インド洋のモーリシャス沖合で 、日本の海運大手がチャーターした貨物船が座礁。重油が大量に流出した事故から一か月あまりが経ちました。最近になって、事故現場から遠くない海岸に17~18頭もの死んだイルカや、瀕死のイルカが打ち上げられ、地元の人たちが怒りを募らせているとか。コロナ以前は、こうしたニュースがわたしには、 正直言ってあまりピンとこなかったのです。でも、コロナを経験した今となっては、それが、自然界からの最後通牒に思えてなりません。
そうでなくても、放射能汚染水を薄めて海に流す案などを政府が検討している国ですから。国際社会から見れば、狂信的な独裁国家と映っても、さもありなんでしょう。 何か、とてつもなく大きな話をしているようですが、自分の子どもを、よかれと思って、そうとは知らずに虐待することも、海洋に誤って重油を流出させることや、やむを得ず希釈した放射能汚染水を放出するなどということは、元をただせば同じ因果による気がするのです。

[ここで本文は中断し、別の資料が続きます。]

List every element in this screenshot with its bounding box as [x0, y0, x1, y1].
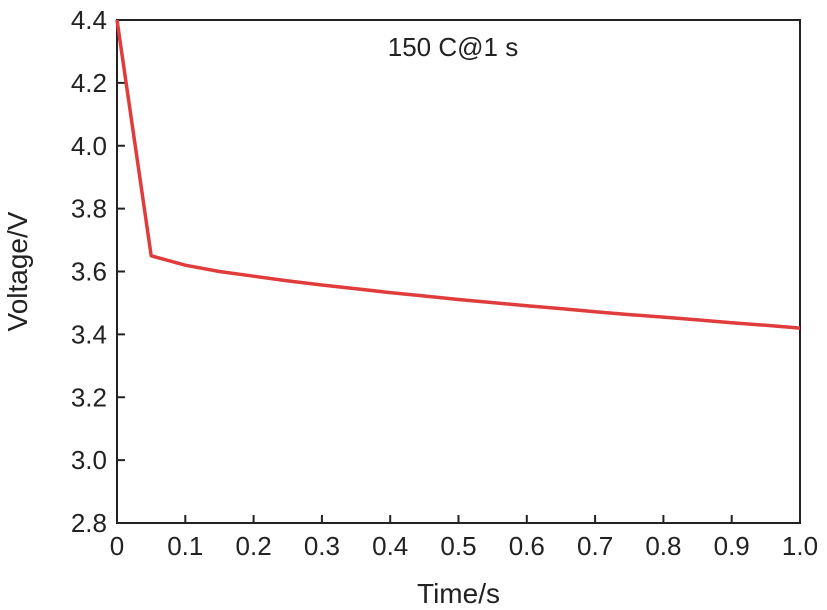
y-tick-label: 3.8	[71, 194, 107, 224]
x-axis-ticks: 0 0.1 0.2 0.3 0.4 0.5 0.6 0.7 0.8 0.9 1.0	[110, 515, 818, 561]
y-tick-label: 2.8	[71, 508, 107, 538]
y-tick-label: 4.2	[71, 68, 107, 98]
y-axis-ticks: 2.8 3.0 3.2 3.4 3.6 3.8 4.0 4.2 4.4	[71, 5, 125, 538]
y-tick-label: 3.2	[71, 382, 107, 412]
x-tick-label: 0.4	[372, 531, 408, 561]
y-tick-label: 3.0	[71, 445, 107, 475]
x-tick-label: 0.1	[167, 531, 203, 561]
x-tick-label: 0.9	[714, 531, 750, 561]
x-tick-label: 0.3	[304, 531, 340, 561]
x-tick-label: 0.2	[236, 531, 272, 561]
x-tick-label: 0.8	[645, 531, 681, 561]
x-axis-label: Time/s	[417, 578, 500, 609]
x-tick-label: 1.0	[782, 531, 818, 561]
voltage-series-line	[115, 19, 801, 330]
x-tick-label: 0.6	[509, 531, 545, 561]
y-tick-label: 4.4	[71, 5, 107, 35]
y-tick-label: 4.0	[71, 131, 107, 161]
x-tick-label: 0.7	[577, 531, 613, 561]
y-tick-label: 3.6	[71, 257, 107, 287]
y-tick-label: 3.4	[71, 319, 107, 349]
chart-annotation: 150 C@1 s	[388, 32, 518, 62]
x-tick-label: 0.5	[440, 531, 476, 561]
x-tick-label: 0	[110, 531, 124, 561]
series-layer	[115, 19, 801, 330]
y-axis-label: Voltage/V	[2, 211, 33, 331]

子どもの虐待は、何も殴ったり蹴ったりだけではありません。こんな世の中にあって、愛するわが子の将来を案じるあまり、習い事や塾通いを強制して、本人が本当に望む子どもらしい体験をさせないことも既に立派な虐待です。自分の人生を親に横取りされた子どもたちが、社会に放り出された後、本当の自分に出会うということが極めて難しい時代ではないでしょうか。わたしには、そのこととイルカの死が無関係ではないと思えてならない。重油の流出をくい止めることはできなくても、せめて自分の生き方をみつめなおすことならできると思うのです。